For the assessment of Foundation skills in data analytics, you need to investigate the dataset interpret the result and than draw the conclusion while analysis the technomart (fictitious company) for

MIS770 Foundational Skills in Data Analysis

Assignment 2 Trimester 3 2017

Report and Discussion

Analysis of House Prices in Kingfisher Bay

Fitria Mandaraira Nurman

Student ID: 217091233

  1. Introduction

The main purpose of this report is to respond to the queries about Kingfisher Bay's housing and rental data. The given data has been tested and analyzed to answer different questions regarding the claims of the house prices. In total, there are 120 houses randomly selected from 60,000 houses in population. There are also included some variables data both numerical and categorical as the factors that considered to influence the house prices. The information in regard to the house physical condition, weekly rate and distance to the particular place also provided in the database.

The data regarding the queries are analyzed by using excel as a key tool for various testing and presentation in the form of diagrams and tables.
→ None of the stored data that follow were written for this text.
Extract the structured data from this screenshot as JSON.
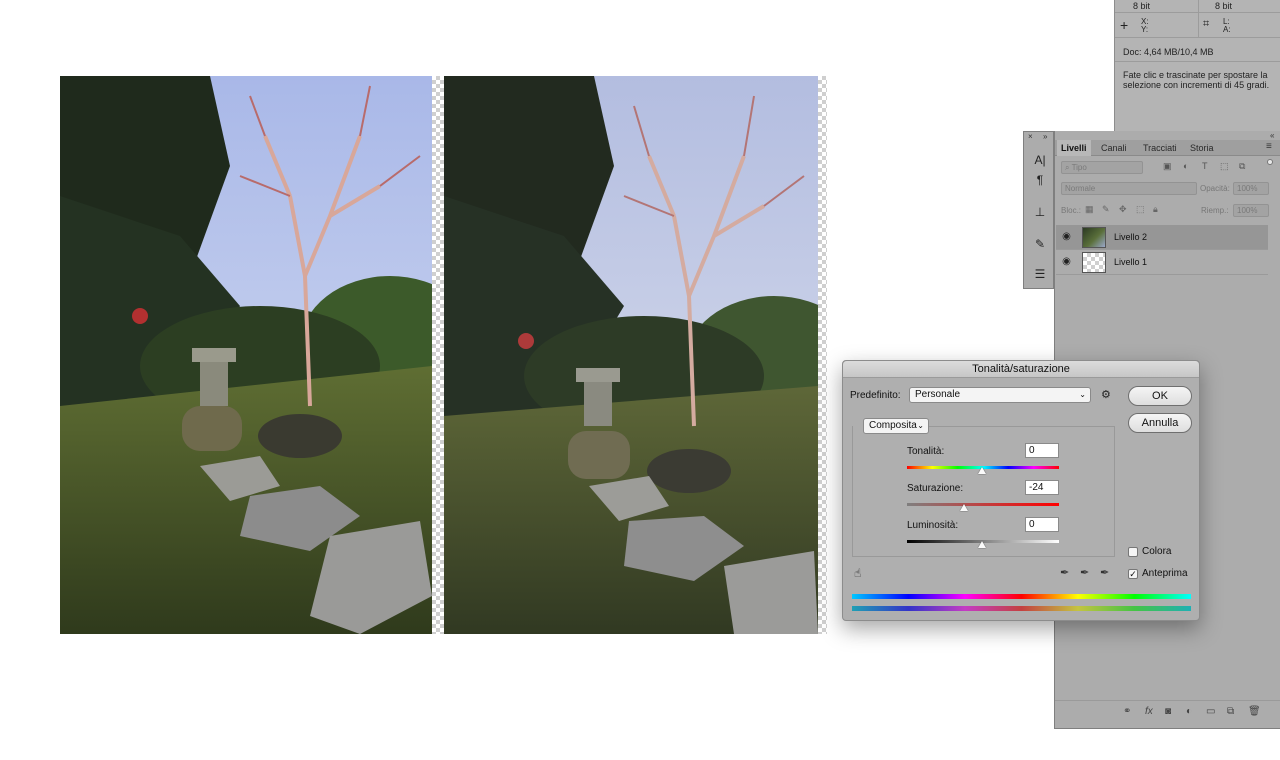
{
  "info_panel": {
    "bit_left": "8 bit",
    "bit_right": "8 bit",
    "x_label": "X:",
    "y_label": "Y:",
    "l_label": "L:",
    "a_label": "A:",
    "doc_size": "Doc: 4,64 MB/10,4 MB",
    "hint": "Fate clic e trascinate per spostare la selezione con incrementi di 45 gradi."
  },
  "layers_panel": {
    "tabs": [
      "Livelli",
      "Canali",
      "Tracciati",
      "Storia"
    ],
    "active_tab": "Livelli",
    "filter_placeholder": "Tipo",
    "blend_mode": "Normale",
    "opacity_label": "Opacità:",
    "opacity_value": "100%",
    "lock_label": "Bloc.:",
    "fill_label": "Riemp.:",
    "fill_value": "100%",
    "layers": [
      {
        "name": "Livello 2",
        "selected": true
      },
      {
        "name": "Livello 1",
        "selected": false
      }
    ]
  },
  "dialog": {
    "title": "Tonalità/saturazione",
    "preset_label": "Predefinito:",
    "preset_value": "Personale",
    "ok_label": "OK",
    "cancel_label": "Annulla",
    "channel_value": "Composita",
    "hue_label": "Tonalità:",
    "hue_value": "0",
    "saturation_label": "Saturazione:",
    "saturation_value": "-24",
    "lightness_label": "Luminosità:",
    "lightness_value": "0",
    "colorize_label": "Colora",
    "colorize_checked": false,
    "preview_label": "Anteprima",
    "preview_checked": true
  },
  "icons": {
    "gear": "gear-icon",
    "eye": "eye-icon",
    "hand": "hand-icon",
    "eyedropper": "eyedropper-icon"
  }
}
The report of the summary is structure based on the queries received. First, the report provides the summary of the house prices and its relation to the house condition and suburb. Second, the report elaborates the factors that influence the house price. Third, this report presents the analysis of the claims about the weekly rent and development in the city. At last, the estimation of the sample size also advised in the report.

Therefore, it is hoped that the analysis in this report could provide the answer regarding the concerned of the house prices in Kingfisher Bay. Further, it is expected that the observations and response to the queries are useful for the Kingfisher Bay council to make further action and policy regarding the claims.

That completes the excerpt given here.